It’s been a little over a year since the epic flame out of Tom Cruise and Katie Holmes’ relationship.  Along with a lot of tabloid fodder, their hyper scrutinized love story provided a fitting cultural checkpoint, falling smack in the center of the Venn diagram for our celebrity obsession, our fear of oligarchical institutions, and our need to dissect these things via social media.  Arriving in the New York Fringe after a lauded run in Chicago, playwright Brandon Ogborn’s satirical play, The Tomkat Project, delightfully recounts the peculiar media theatrics of Tom and Katie’s story.  Considering that the erratic Cruise, the side-mouth-talking Holmes, and the Church of Scientology – which was apparently involved in nearly every aspect of their relationship – are fairly easy targets for a madcap send-up, this might have been the theatrical equivalent of shooting fish in a barrel.  But Ogborn, who narrates the play, impressively sets aside some time at the end to truly consider what the Tomkat story means in the context of our culture, and even goes as far as second guessing his own artistic instincts, live on stage.
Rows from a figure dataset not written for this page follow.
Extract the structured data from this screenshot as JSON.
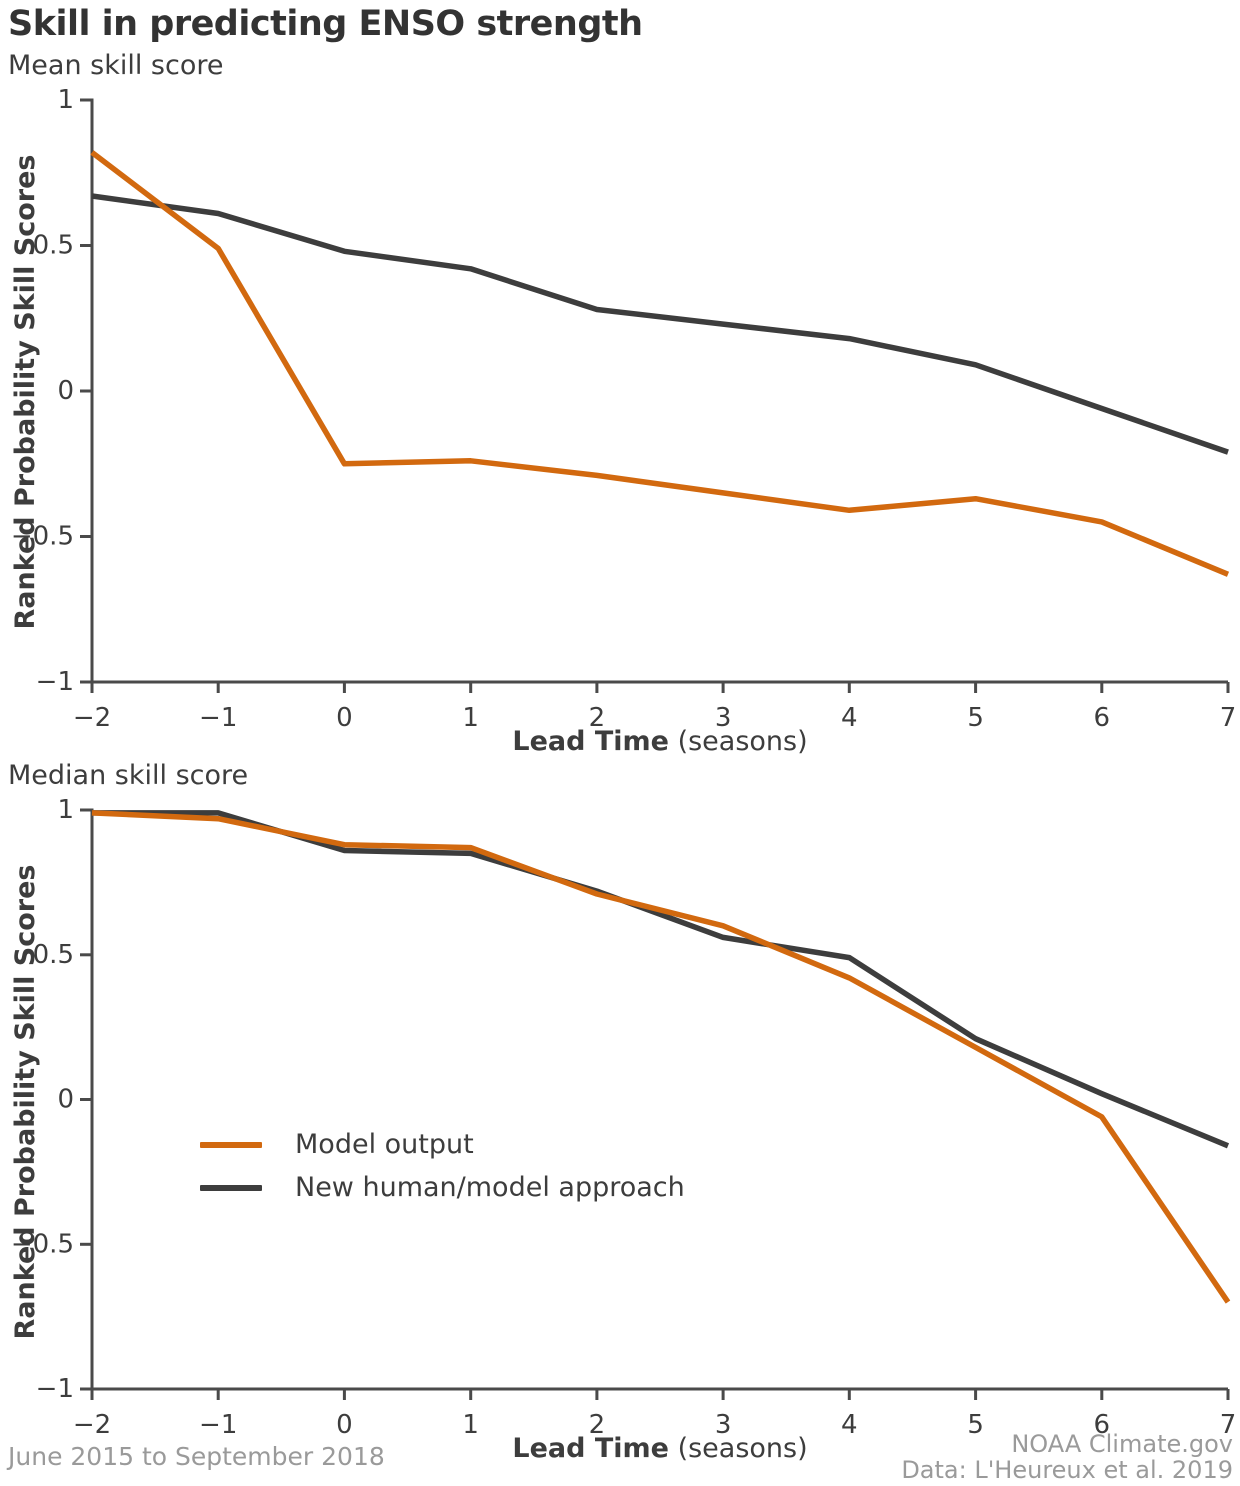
{
  "page": {
    "title": "Skill in predicting ENSO strength",
    "footer_left": "June 2015 to September 2018",
    "footer_right_line1": "NOAA Climate.gov",
    "footer_right_line2": "Data: L'Heureux et al. 2019"
  },
  "colors": {
    "orange": "#d2690f",
    "dark": "#3d3d3d",
    "axis": "#4a4a4a",
    "title": "#333333",
    "muted": "#9a9a9a"
  },
  "legend": {
    "items": [
      {
        "label": "Model output",
        "color_key": "orange"
      },
      {
        "label": "New human/model approach",
        "color_key": "dark"
      }
    ]
  },
  "chart_data": [
    {
      "id": "mean",
      "type": "line",
      "title": "Mean skill score",
      "ylabel": "Ranked Probability Skill Scores",
      "xlabel": "Lead Time",
      "xlabel_suffix": "(seasons)",
      "xlim": [
        -2,
        7
      ],
      "ylim": [
        -1,
        1
      ],
      "grid": false,
      "x": [
        -2,
        -1,
        0,
        1,
        2,
        3,
        4,
        5,
        6,
        7
      ],
      "x_tick_labels": [
        "−2",
        "−1",
        "0",
        "1",
        "2",
        "3",
        "4",
        "5",
        "6",
        "7"
      ],
      "y_ticks": [
        1,
        0.5,
        0,
        -0.5,
        -1
      ],
      "y_tick_labels": [
        "1",
        "0.5",
        "0",
        "−0.5",
        "−1"
      ],
      "series": [
        {
          "name": "Model output",
          "color_key": "orange",
          "values": [
            0.82,
            0.49,
            -0.25,
            -0.24,
            -0.29,
            -0.35,
            -0.41,
            -0.37,
            -0.45,
            -0.63
          ]
        },
        {
          "name": "New human/model approach",
          "color_key": "dark",
          "values": [
            0.67,
            0.61,
            0.48,
            0.42,
            0.28,
            0.23,
            0.18,
            0.09,
            -0.06,
            -0.21
          ]
        }
      ]
    },
    {
      "id": "median",
      "type": "line",
      "title": "Median skill score",
      "ylabel": "Ranked Probability Skill Scores",
      "xlabel": "Lead Time",
      "xlabel_suffix": "(seasons)",
      "xlim": [
        -2,
        7
      ],
      "ylim": [
        -1,
        1
      ],
      "grid": false,
      "legend_position": "inside-left",
      "x": [
        -2,
        -1,
        0,
        1,
        2,
        3,
        4,
        5,
        6,
        7
      ],
      "x_tick_labels": [
        "−2",
        "−1",
        "0",
        "1",
        "2",
        "3",
        "4",
        "5",
        "6",
        "7"
      ],
      "y_ticks": [
        1,
        0.5,
        0,
        -0.5,
        -1
      ],
      "y_tick_labels": [
        "1",
        "0.5",
        "0",
        "−0.5",
        "−1"
      ],
      "series": [
        {
          "name": "Model output",
          "color_key": "orange",
          "values": [
            0.99,
            0.97,
            0.88,
            0.87,
            0.71,
            0.6,
            0.42,
            0.18,
            -0.06,
            -0.7
          ]
        },
        {
          "name": "New human/model approach",
          "color_key": "dark",
          "values": [
            0.99,
            0.99,
            0.86,
            0.85,
            0.72,
            0.56,
            0.49,
            0.21,
            0.02,
            -0.16
          ]
        }
      ]
    }
  ]
}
It is indeed staggering to recall the bombastic events of Tom and Katie’s relationship – the couch jumping!  The box office billions!  The premarital pregnancy!  The shuffling of managers!  The Brook Shields antidepressant meltdown!  The silent birth!  Certainly, I knew that all of this was ridiculous while it was happening, but reliving their omnipresent relationship at a remove in this fun truncated form… it really does seems like utter insanity.  Like a story about Greek gods gallivanting about and generally having their way with an enthralled world.  Director Elly Green entertainingly stages this celebrity farce in a workshop style, with the extraordinary cast of six seated in chairs behind the action.  There they sit until it comes time to leap into one of a myriad of supporting roles, including Holmes’ parents, Cruise’s agents and lawyers, Scientology guru David Miscavige, Matt Lauer, Steven Spielberg, and, of course, Oprah Winfrey.  Julie Dahlinger and Walt Delaney excel especially in their portrayals of the title characters; Dahlinger hilariously simulates Holmes’ head bob/hair tuck maneuver, and Delaney just nails the rictus grin of Cruise’s creepy silent laugh.
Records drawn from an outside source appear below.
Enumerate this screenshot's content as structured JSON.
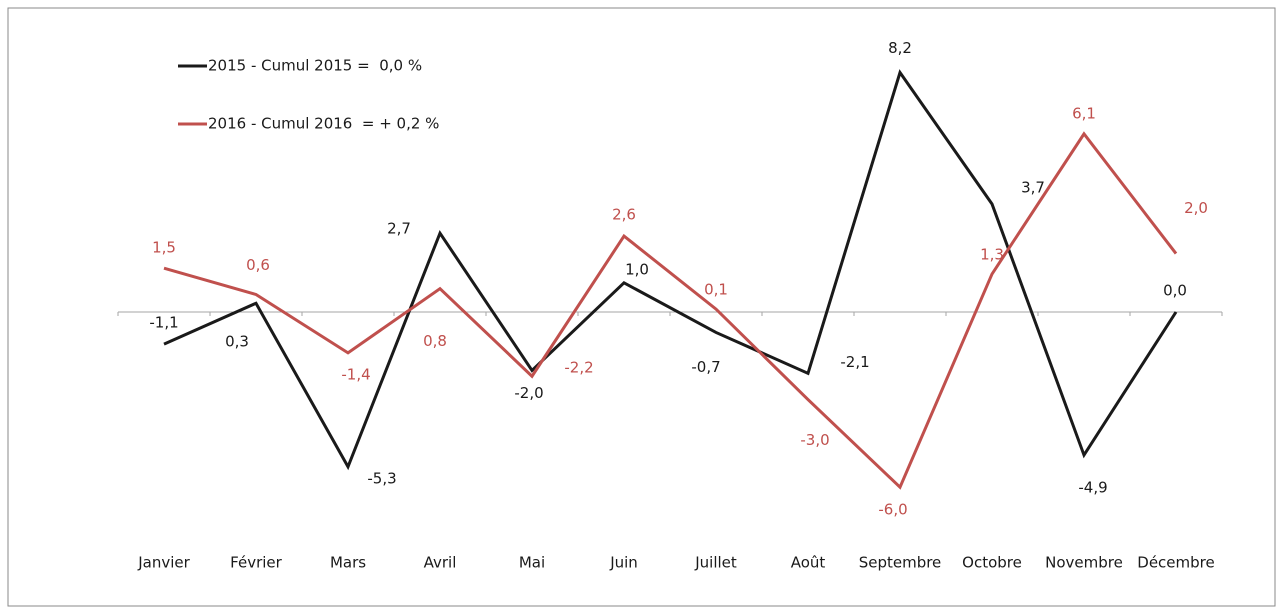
{
  "chart_data": {
    "type": "line",
    "categories": [
      "Janvier",
      "Février",
      "Mars",
      "Avril",
      "Mai",
      "Juin",
      "Juillet",
      "Août",
      "Septembre",
      "Octobre",
      "Novembre",
      "Décembre"
    ],
    "series": [
      {
        "name": "2015 - Cumul 2015 =  0,0 %",
        "color": "#1a1a1a",
        "values": [
          -1.1,
          0.3,
          -5.3,
          2.7,
          -2.0,
          1.0,
          -0.7,
          -2.1,
          8.2,
          3.7,
          -4.9,
          0.0
        ],
        "value_labels": [
          "-1,1",
          "0,3",
          "-5,3",
          "2,7",
          "-2,0",
          "1,0",
          "-0,7",
          "-2,1",
          "8,2",
          "3,7",
          "-4,9",
          "0,0"
        ]
      },
      {
        "name": "2016 - Cumul 2016  = + 0,2 %",
        "color": "#c0504d",
        "values": [
          1.5,
          0.6,
          -1.4,
          0.8,
          -2.2,
          2.6,
          0.1,
          -3.0,
          -6.0,
          1.3,
          6.1,
          2.0
        ],
        "value_labels": [
          "1,5",
          "0,6",
          "-1,4",
          "0,8",
          "-2,2",
          "2,6",
          "0,1",
          "-3,0",
          "-6,0",
          "1,3",
          "6,1",
          "2,0"
        ]
      }
    ],
    "ylim": [
      -8,
      10
    ]
  }
}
Yet, the loose structure of Ogborn’s play also provides  room for more than just broad celebrity impersonation – I found myself surprisingly moved by Katie’s desperate call to Nicole Kidman.  Apparently Katie did reach out to Tom’s previous wife, who lost access to her children when the Church of Scientology declared her a “Suppressive Person,” but the details of that conversation are not public.  Ogborn’s surprisingly tender imagining of this scene, as performed by Dahlinger as Katie and Brianna Baker as Nicole, eschews the wacky antics of the play for a moment to remind us of the stakes – even though it’s fun to joke about the inherent weirdness of Scientology and think of these people as media caricatures, these are real people who could have and did lose their children as a result of the Church’s influence.  Ogborn also chillingly accentuates the Church’s long reach by recounting the story of Nazanin Boniadi, the Iranian actress who the Church first offered up for the “role” of Cruise’s new wife.  When it didn’t work out, Boniadi was mothballed in a Scientology facility in Florida, where she was regularly mistreated.  (She has since cut ties with the Church and now works with Amnesty International.)

Near the end, Allison Yolo portrays Maureen Orth, the Vanity Fair journalist who wrote the definitive post-break-up article on Tomkat.  The story Orth told tells of the courageous Katie Holmes, who dared to defy sinister husband and his creepy Church in secret, hoping to provide a better life for her and Cruise’s daughter, Suri.  Ogborn ultimately fashions Orth into his chief antagonist in the narrating of the story and directly challenges Orth’s one-sided account of the events.    Things get very meta very quickly, with Ogborn essentially insisting that his intentions in creating this play are much nobler than those of the muck-raking Orth.  It’s a fun twist that just when the audience starts to question the point of such a thorough – and thoroughly funny – exploration of the subject, Ogborn does too.  He never does find the deeper meaning in the material that he seems to be searching for, but maybe that’s Ogborn’s point:  celebrities are only as deep as we allow them to be.